Communication is key: Discuss with your families about who will be paying for what. While some couples' families will still pick up the entire tab, other couples are covering the cost themselves. On average, according to our 2016 Real Weddings Study, the bride's parents cover 44 percent of the wedding, the bride and groom cover 42 percent and the groom's parents cover 13 percent.
So, how should you broach the subject? For many couples, talking to each family separately is the best way to have an open and productive discussion. Here are some guidelines to help you and your families determine an initial budget:
- Ask both sets of parents to commit to a specific dollar amount, and then add up all the contributions to create your budget.
- Alternatively, ask each set of parents to finance a particular aspect of the wedding (such as the ceremony, honeymoon or catering).
- Decide how much you and your fiancé can contribute.
How much do you actually need for the wedding?
Just like buying shoes, an apartment or a pair of jeans, when it comes to financing a wedding, you should determine how much you need to spend for what you want. Depending on your personal preferences and budget needs, you'll want to decide which elements of your wedding to prioritize—basically, what to save on and what to splurge on. Then, set your expectations accordingly. Here are some helpful stats to give you a general idea of how couples typically allocate their budget:
The average cost of a wedding is just over $35,000 (excluding the honeymoon).
- Here is a basic breakdown of what you can expect to pay:
Wedding Rings: 2%–3%
- To avoid stress, allot about 5% of your budget for a "just-in-case" fund.
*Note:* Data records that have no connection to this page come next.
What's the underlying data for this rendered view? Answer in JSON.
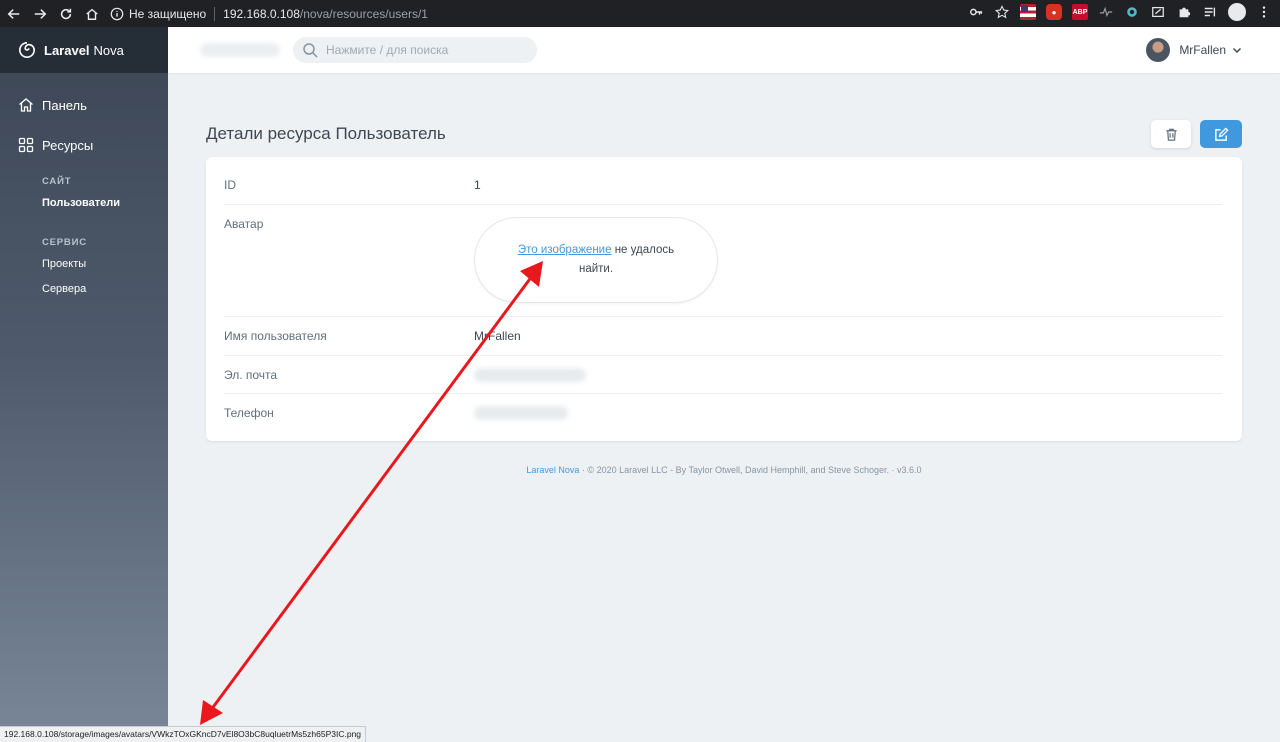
{
  "browser": {
    "security_label": "Не защищено",
    "url_host": "192.168.0.108",
    "url_path": "/nova/resources/users/1",
    "status_url": "192.168.0.108/storage/images/avatars/VWkzTOxGKncD7vEl8O3bC8uqluetrMs5zh65P3IC.png",
    "extensions": [
      "key-icon",
      "star-icon",
      "flag-us-icon",
      "red-extension-icon",
      "adblock-icon",
      "pulse-icon",
      "gear-extension-icon",
      "screenshot-icon",
      "puzzle-icon",
      "reading-list-icon",
      "profile-icon",
      "more-vert-icon"
    ]
  },
  "sidebar": {
    "brand_bold": "Laravel",
    "brand_light": "Nova",
    "dashboard": "Панель",
    "resources": "Ресурсы",
    "groups": [
      {
        "title": "САЙТ",
        "items": [
          "Пользователи"
        ]
      },
      {
        "title": "СЕРВИС",
        "items": [
          "Проекты",
          "Сервера"
        ]
      }
    ]
  },
  "topbar": {
    "search_placeholder": "Нажмите / для поиска",
    "user_name": "MrFallen"
  },
  "main": {
    "title": "Детали ресурса Пользователь",
    "fields": {
      "id_label": "ID",
      "id_value": "1",
      "avatar_label": "Аватар",
      "avatar_link": "Это изображение",
      "avatar_rest": " не удалось найти.",
      "username_label": "Имя пользователя",
      "username_value": "MrFallen",
      "email_label": "Эл. почта",
      "phone_label": "Телефон"
    }
  },
  "footer": {
    "link": "Laravel Nova",
    "text": " · © 2020 Laravel LLC - By Taylor Otwell, David Hemphill, and Steve Schoger. · v3.6.0"
  },
  "colors": {
    "accent": "#4099de",
    "annotation_arrow": "#e8191c",
    "sidebar_top": "#3c4655",
    "sidebar_bottom": "#7a8798",
    "page_bg": "#eef1f4"
  }
}
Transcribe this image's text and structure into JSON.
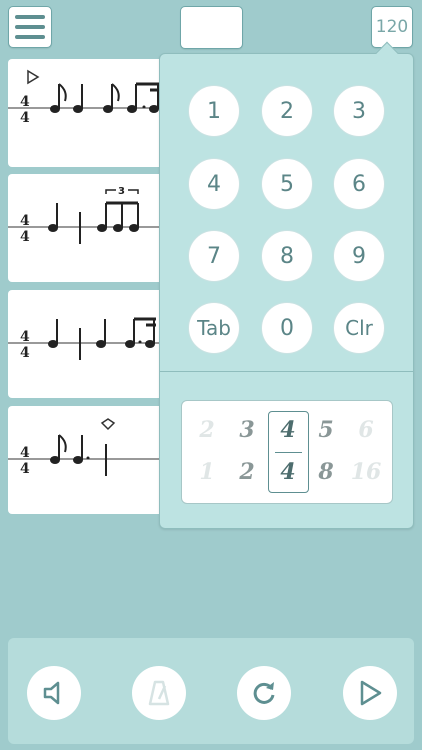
{
  "header": {
    "tempo_label": "120"
  },
  "keypad": {
    "keys": [
      "1",
      "2",
      "3",
      "4",
      "5",
      "6",
      "7",
      "8",
      "9",
      "Tab",
      "0",
      "Clr"
    ]
  },
  "time_signature_picker": {
    "numerators": [
      "2",
      "3",
      "4",
      "5",
      "6"
    ],
    "denominators": [
      "1",
      "2",
      "4",
      "8",
      "16"
    ],
    "selected_index": 2
  },
  "measures": [
    {
      "time_signature": {
        "top": "4",
        "bottom": "4"
      }
    },
    {
      "time_signature": {
        "top": "4",
        "bottom": "4"
      },
      "tuplet_label": "3"
    },
    {
      "time_signature": {
        "top": "4",
        "bottom": "4"
      }
    },
    {
      "time_signature": {
        "top": "4",
        "bottom": "4"
      }
    }
  ],
  "controls": [
    {
      "name": "speaker-icon"
    },
    {
      "name": "metronome-icon"
    },
    {
      "name": "loop-icon"
    },
    {
      "name": "play-icon"
    }
  ],
  "colors": {
    "background": "#9fcbcc",
    "panel": "#bde3e2",
    "accent": "#5e8f91"
  }
}
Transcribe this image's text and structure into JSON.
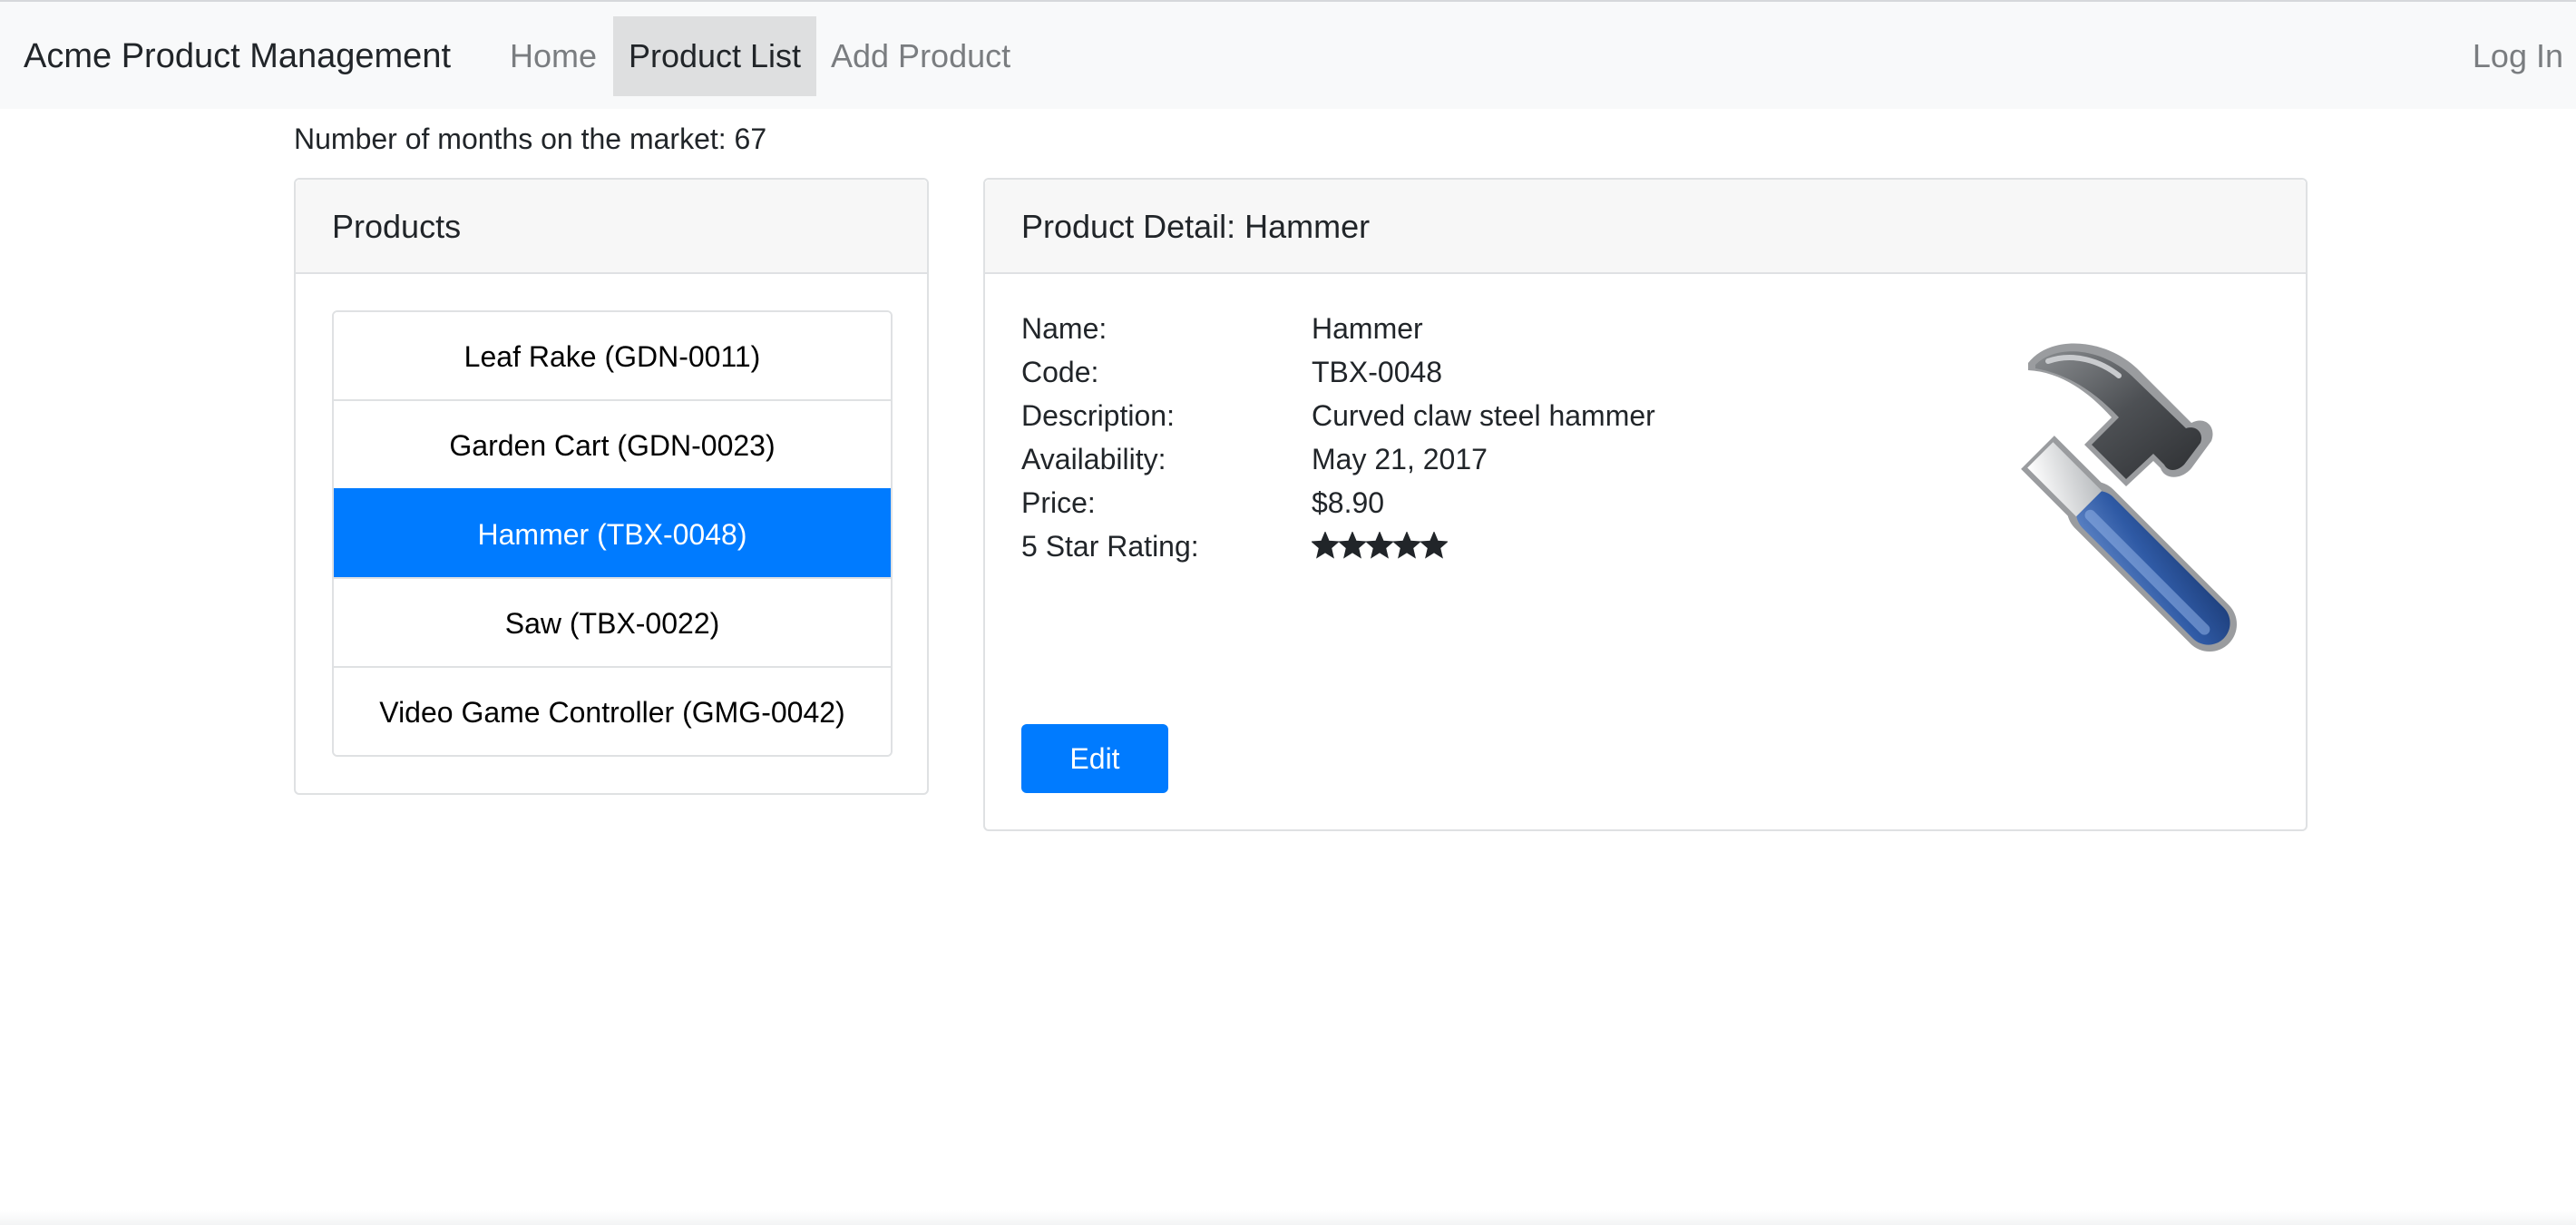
{
  "navbar": {
    "brand": "Acme Product Management",
    "links": {
      "home": "Home",
      "product_list": "Product List",
      "add_product": "Add Product",
      "login": "Log In"
    },
    "active_link": "Product List"
  },
  "months_text": "Number of months on the market: 67",
  "products": {
    "title": "Products",
    "items": [
      {
        "label": "Leaf Rake (GDN-0011)",
        "active": false
      },
      {
        "label": "Garden Cart (GDN-0023)",
        "active": false
      },
      {
        "label": "Hammer (TBX-0048)",
        "active": true
      },
      {
        "label": "Saw (TBX-0022)",
        "active": false
      },
      {
        "label": "Video Game Controller (GMG-0042)",
        "active": false
      }
    ]
  },
  "detail": {
    "title": "Product Detail: Hammer",
    "labels": {
      "name": "Name:",
      "code": "Code:",
      "description": "Description:",
      "availability": "Availability:",
      "price": "Price:",
      "rating": "5 Star Rating:"
    },
    "values": {
      "name": "Hammer",
      "code": "TBX-0048",
      "description": "Curved claw steel hammer",
      "availability": "May 21, 2017",
      "price": "$8.90"
    },
    "rating": {
      "value": 5,
      "max": 5
    },
    "image_icon": "hammer-icon",
    "edit_label": "Edit"
  },
  "colors": {
    "primary": "#007bff",
    "navbar_bg": "#f8f9fa",
    "active_nav_bg": "#dedfe0",
    "card_header_bg": "#f7f7f7",
    "star": "#212529"
  }
}
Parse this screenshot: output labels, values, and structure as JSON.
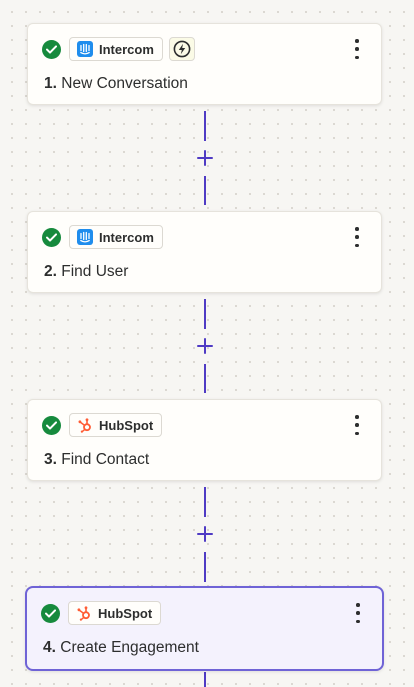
{
  "steps": [
    {
      "number": "1.",
      "title": "New Conversation",
      "app": "Intercom",
      "app_icon": "intercom-logo-icon",
      "status": "complete",
      "trigger": true,
      "active": false
    },
    {
      "number": "2.",
      "title": "Find User",
      "app": "Intercom",
      "app_icon": "intercom-logo-icon",
      "status": "complete",
      "trigger": false,
      "active": false
    },
    {
      "number": "3.",
      "title": "Find Contact",
      "app": "HubSpot",
      "app_icon": "hubspot-logo-icon",
      "status": "complete",
      "trigger": false,
      "active": false
    },
    {
      "number": "4.",
      "title": "Create Engagement",
      "app": "HubSpot",
      "app_icon": "hubspot-logo-icon",
      "status": "complete",
      "trigger": false,
      "active": true
    }
  ],
  "icons": {
    "status": "check-circle-icon",
    "trigger": "lightning-bolt-icon",
    "menu": "more-vertical-icon",
    "add": "plus-icon"
  },
  "colors": {
    "canvas": "#f7f6f3",
    "connector": "#4f3bc4",
    "success": "#168a3d",
    "selected_border": "#6f63d6",
    "intercom": "#1f8ded",
    "hubspot": "#ff5c35"
  }
}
- And definitely don't forget to budget for your honeymoon if you're covering it yourselves!
How much should you save for the wedding?
As soon as you're engaged , start putting aside as much of your income as you can for the wedding. Saving 20 percent of your monthly income is a good, albeit challenging, goal. The longer your engagement, the more you'll be able to put away.
- Ways to save: Limit your spending on small stuff (rent movies instead of going to the theater; switch from a twice-a-day latte run to once—or make your coffee at home; hit the trails for a run or bike ride instead of taking costly workout classes). These changes will hardly affect your quality of life, but after a year, the extra cash will help cover some wedding essentials.
- Make the most of your money: Instead of stashing your money in a low-interest savings account, consider buying certificates of deposit (CDs) or opening a money market account. The interest rate can be double that of a savings account. Just check the fine print to avoid penalties.